Shape modeling of volumetric medical images is a critical task for quantitative analysis and surgical plans in computer-aided diagnosis. To relieve the burden of expert clinicians, the reconstructed shapes are widely acquired from deep learning models, e.g. Convolutional Neural Networks (CNNs), followed by marching cube algorithm. However, automatically obtaining reconstructed shapes can not always achieve perfect results due to the limited resolution of images and lack of shape prior constraints.
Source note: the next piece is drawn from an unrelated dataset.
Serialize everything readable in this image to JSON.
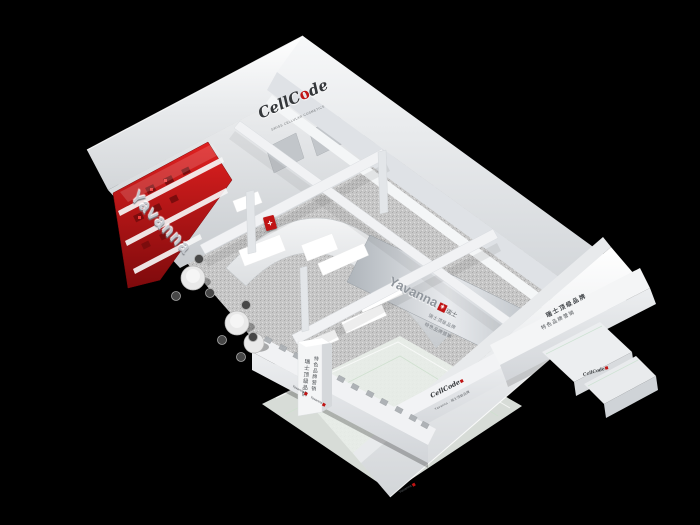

In this paper, we design a unified framework for the refinement of medical image segmentation on top of an implicit neural network. Specifically, To learn a sharable shape prior from different instances within the same category in the training phase, the physical information of volumetric medical images are firstly utilized to construct the Physical-Informed Continuous Coordinate Transform (PICCT). PICCT transforms the input data in an aligned manner fed into the implicit shape modeling. To better learn shape representation, we introduce implicit shape constraints on top of the signed distance function (SDF) into the implicit shape modeling of both instances and latent template. For the inference phase, a template interaction module (TIM) is proposed to refine initial results produced by CNNs via deforming deep implicit templates with latent codes. Experimental results on three datasets demonstrated the superiority of our approach in shape refinement. The Chamfer Distance/Earth Mover's Distance achieved by the proposed method are 0.232/0.087 on the Liver dataset, 0.128/0.069 on the Pancreas dataset, and 0.417/0.100 on the Lung Lobe dataset.